Le disposizioni della legge sulla Fase 2 appena approvate dal Consiglio provinciale dell’Alto Adige riguardano ambiti in cui la Provincia ritiene, altresì,  di avere la competenza in virtù dello Statuto di autonomia. "La Provincia di Bolzano intende affrontare questa Fase 2 all'insegna dell'applicazione della nostra autonomia", ha sottolineato il presidente Kompatscher. "Al centro mettiamo la sicurezza e il senso di comunità. Questa Fase 2 e la ripartenza possono avere luogo solo se tutti si attengono alle regole. Confidiamo pertanto nell'autodisciplina e nel senso di responsabilità dei cittadini", ha aggiunto.

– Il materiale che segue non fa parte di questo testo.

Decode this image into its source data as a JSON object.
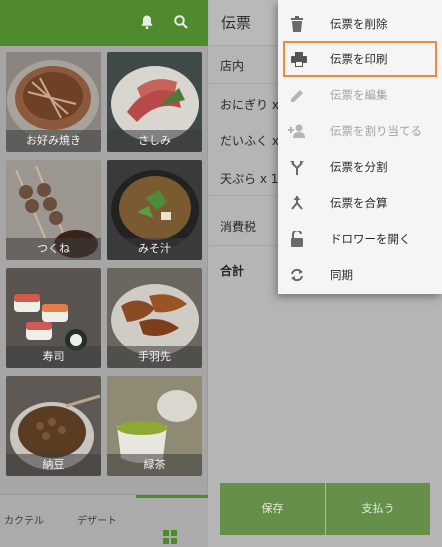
{
  "topbar": {
    "bell_icon": "bell-icon",
    "search_icon": "search-icon"
  },
  "menu_items": [
    {
      "label": "伝票を削除",
      "icon": "trash-icon",
      "state": "normal"
    },
    {
      "label": "伝票を印刷",
      "icon": "printer-icon",
      "state": "selected"
    },
    {
      "label": "伝票を編集",
      "icon": "pencil-icon",
      "state": "disabled"
    },
    {
      "label": "伝票を割り当てる",
      "icon": "person-add-icon",
      "state": "disabled"
    },
    {
      "label": "伝票を分割",
      "icon": "split-icon",
      "state": "normal"
    },
    {
      "label": "伝票を合算",
      "icon": "merge-icon",
      "state": "normal"
    },
    {
      "label": "ドロワーを開く",
      "icon": "unlock-icon",
      "state": "normal"
    },
    {
      "label": "同期",
      "icon": "sync-icon",
      "state": "normal"
    }
  ],
  "products": [
    {
      "label": "お好み焼き"
    },
    {
      "label": "さしみ"
    },
    {
      "label": "つくね"
    },
    {
      "label": "みそ汁"
    },
    {
      "label": "寿司"
    },
    {
      "label": "手羽先"
    },
    {
      "label": "納豆"
    },
    {
      "label": "緑茶"
    }
  ],
  "bottom_tabs": [
    {
      "label": "カクテル"
    },
    {
      "label": "デザート"
    }
  ],
  "ticket": {
    "title": "伝票",
    "dine_type": "店内",
    "items": [
      {
        "name": "おにぎり x"
      },
      {
        "name": "だいふく x"
      },
      {
        "name": "天ぷら x 1"
      }
    ],
    "tax_label": "消費税",
    "total_label": "合計"
  },
  "actions": {
    "save_label": "保存",
    "pay_label": "支払う"
  },
  "colors": {
    "accent": "#4f8a2c",
    "highlight": "#ef8a3a",
    "button": "#668f4a"
  }
}
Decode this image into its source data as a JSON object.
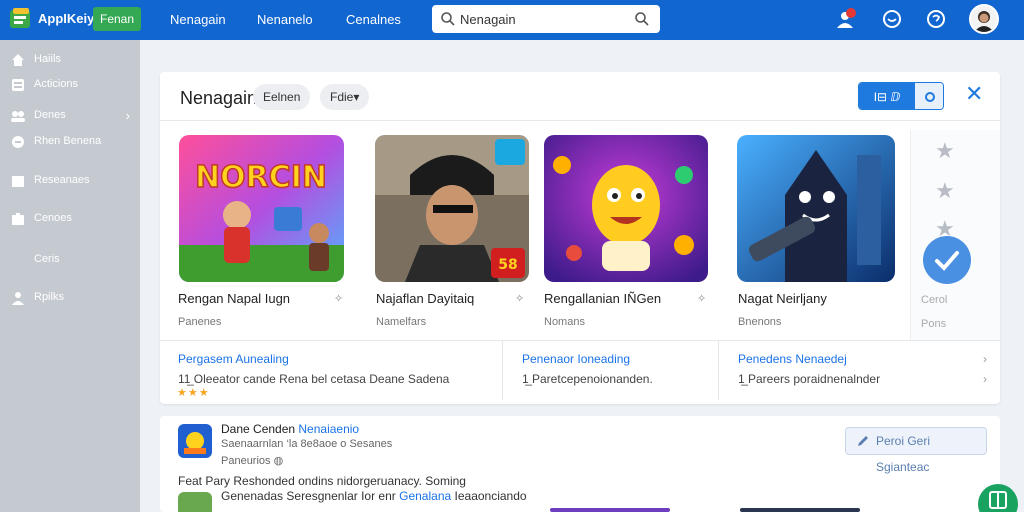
{
  "topbar": {
    "brand": "AppIKeiy",
    "badge": "Fenan",
    "nav": [
      "Nenagain",
      "Nenanelo",
      "Cenalnes"
    ],
    "search_value": "Nenagain"
  },
  "sidebar": {
    "items": [
      {
        "label": "Haiils",
        "icon": "home-icon"
      },
      {
        "label": "Acticions",
        "icon": "grid-icon"
      },
      {
        "label": "Denes",
        "icon": "users-icon"
      },
      {
        "label": "Rhen Benena",
        "icon": "circle-icon"
      },
      {
        "label": "Reseanaes",
        "icon": "folder-icon"
      },
      {
        "label": "Cenoes",
        "icon": "briefcase-icon"
      },
      {
        "label": "Ceris",
        "icon": ""
      },
      {
        "label": "Rpilks",
        "icon": "user-icon"
      }
    ]
  },
  "main": {
    "title": "Nenagain",
    "pills": [
      "Eelnen",
      "Fdie▾"
    ],
    "toggle_label": "I⊟ ⅅ",
    "apps": [
      {
        "name": "Rengan Napal Iugn",
        "sub": "Panenes",
        "art": "NORCIN"
      },
      {
        "name": "Najaflan Dayitaiq",
        "sub": "Namelfars",
        "art": "58"
      },
      {
        "name": "Rengallanian IÑGen",
        "sub": "Nomans",
        "art": ""
      },
      {
        "name": "Nagat Neirljany",
        "sub": "Bnenons",
        "art": ""
      }
    ],
    "side_labels": [
      "Cerol",
      "Pons"
    ],
    "links": [
      {
        "title": "Pergasem Aunealing",
        "text": "11̲ Oleeator cande Rena bel cetasa Deane Sadena"
      },
      {
        "title": "Penenaor Ioneading",
        "text": "1̲ Paretcepenoionanden."
      },
      {
        "title": "Penedens Nenaedej",
        "text": "1̲ Pareers poraidnenalnder"
      }
    ],
    "rating": "★★★"
  },
  "bottom": {
    "title_plain": "Dane Cenden ",
    "title_link": "Nenaiaenio",
    "meta": "Saenaarnlan ‘la 8e8aoe o Sesanes",
    "publisher": "Paneurios",
    "line1": "Feat Pary Reshonded ondins nidorgeruanacy. Soming",
    "line2_a": "Genenadas Seresgnenlar Ior enr ",
    "line2_link": "Genalana",
    "line2_b": " Ieaaonciando",
    "button": "Peroi Geri Sgianteac"
  },
  "colors": {
    "topbar": "#1166d0",
    "accent": "#1a73e8",
    "sidebar": "#c5c9d0",
    "badge": "#34a853",
    "fab": "#1aa260"
  }
}
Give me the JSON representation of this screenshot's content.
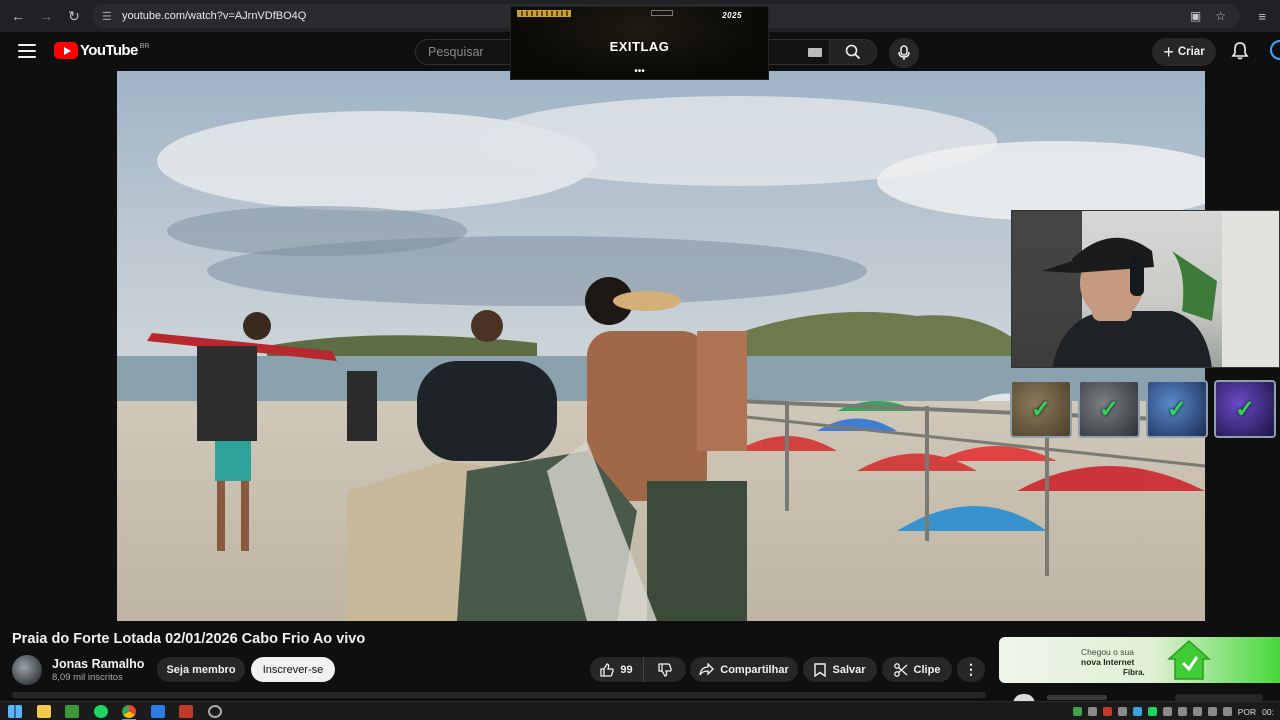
{
  "browser": {
    "url": "youtube.com/watch?v=AJrnVDfBO4Q"
  },
  "header": {
    "logo_text": "YouTube",
    "country_code": "BR",
    "search_placeholder": "Pesquisar",
    "create_label": "Criar"
  },
  "overlay": {
    "brand": "EXITLAG",
    "badge": "2025",
    "dots": "•••"
  },
  "video": {
    "title": "Praia do Forte Lotada 02/01/2026 Cabo Frio Ao vivo"
  },
  "channel": {
    "name": "Jonas Ramalho",
    "subscribers": "8,09 mil inscritos",
    "member_label": "Seja membro",
    "subscribe_label": "Inscrever-se"
  },
  "actions": {
    "likes": "99",
    "share": "Compartilhar",
    "save": "Salvar",
    "clip": "Clipe",
    "more": "⋮"
  },
  "ad": {
    "line1": "Chegou o sua",
    "line2": "nova Internet",
    "line3": "Fibra."
  },
  "taskbar": {
    "language": "POR",
    "clock": "00:"
  },
  "colors": {
    "youtube_red": "#ff0000",
    "background": "#0f0f0f",
    "pill": "#272727",
    "achievement_check": "#32d35a",
    "ad_green": "#47d83c"
  },
  "icons": [
    "back-arrow-icon",
    "forward-arrow-icon",
    "reload-icon",
    "site-settings-icon",
    "install-app-icon",
    "bookmark-star-icon",
    "extensions-menu-icon",
    "hamburger-icon",
    "youtube-logo-icon",
    "keyboard-icon",
    "search-icon",
    "mic-icon",
    "plus-icon",
    "bell-icon",
    "like-icon",
    "dislike-icon",
    "share-icon",
    "save-icon",
    "clip-icon",
    "more-icon"
  ]
}
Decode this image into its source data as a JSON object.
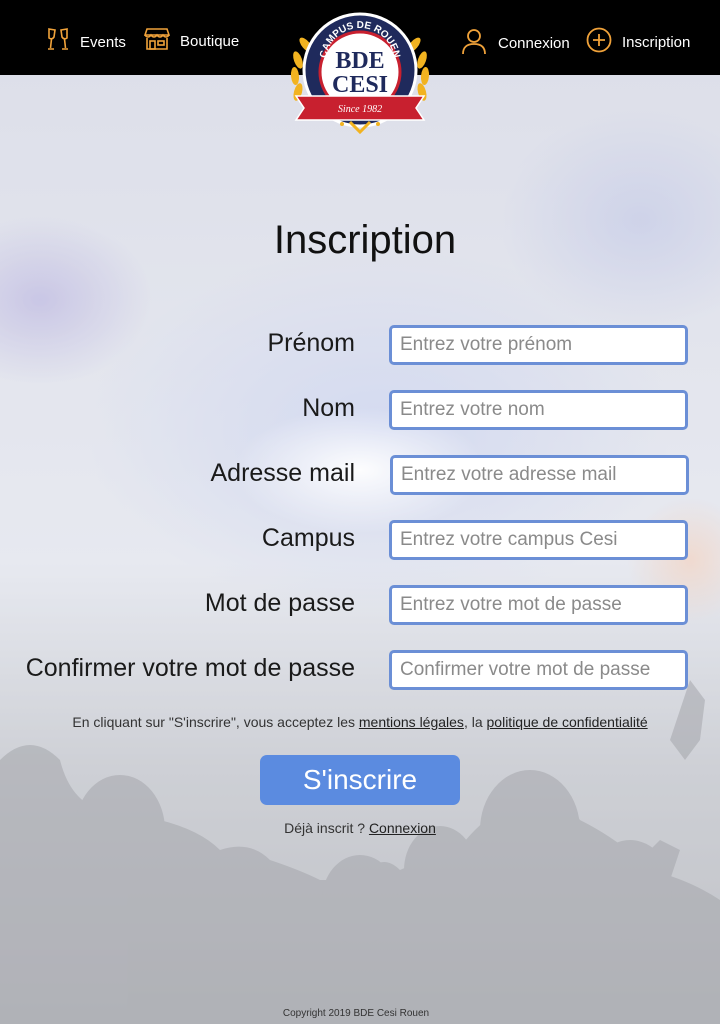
{
  "nav": {
    "events_label": "Events",
    "boutique_label": "Boutique",
    "connexion_label": "Connexion",
    "inscription_label": "Inscription"
  },
  "logo": {
    "arc_text": "CAMPUS DE ROUEN",
    "line1": "BDE",
    "line2": "CESI",
    "ribbon": "Since 1982"
  },
  "form": {
    "title": "Inscription",
    "fields": [
      {
        "label": "Prénom",
        "placeholder": "Entrez votre prénom"
      },
      {
        "label": "Nom",
        "placeholder": "Entrez votre nom"
      },
      {
        "label": "Adresse mail",
        "placeholder": "Entrez votre adresse mail"
      },
      {
        "label": "Campus",
        "placeholder": "Entrez votre campus Cesi"
      },
      {
        "label": "Mot de passe",
        "placeholder": "Entrez votre mot de passe"
      },
      {
        "label": "Confirmer votre mot de passe",
        "placeholder": "Confirmer votre mot de passe"
      }
    ],
    "terms_prefix": "En cliquant sur \"S'inscrire\", vous acceptez les ",
    "terms_link1": "mentions légales",
    "terms_middle": ", la ",
    "terms_link2": "politique de confidentialité",
    "submit_label": "S'inscrire",
    "already_prefix": "Déjà inscrit ? ",
    "already_link": "Connexion"
  },
  "footer": {
    "copyright": "Copyright 2019 BDE Cesi Rouen"
  },
  "colors": {
    "accent_blue": "#5b8be0",
    "input_border": "#6b8fd6",
    "nav_bg": "#000000",
    "icon_orange": "#f0a23a",
    "logo_navy": "#1f2a5c",
    "logo_red": "#c8202f",
    "logo_gold": "#f2b320"
  },
  "icons": {
    "events": "champagne-glasses-icon",
    "boutique": "shop-icon",
    "connexion": "user-icon",
    "inscription": "plus-circle-icon"
  }
}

   L'andamento dell'epidemia, che in Alto Adige ha portato ad avere un indice di contagio R0 al di sotto dell'1, è stata secondo il governatore la pre-condizione per arrivare a fissare le regole locali per la ripartenza. Nuove regole che si sono rese necessarie sia per le famiglie che per l'economia, "un settore che con il lockdown ha subito conseguenze che non possono essere sottovalutate". L'impatto di questa crisi, ha aggiunto Kompatscher, sarà nettamente superiore alla crisi finanziaria del 2008. È quindi necessario consentire nuovamente la ripartenza della vita sociale ed economica in una "modalità sicura". "Dopo che Roma per settimane non ha ascoltato le richieste per una differenziazione regionale delle misure, abbiamo deciso di intraprendere il nostro percorso legislativo autonomo", ha aggiunto.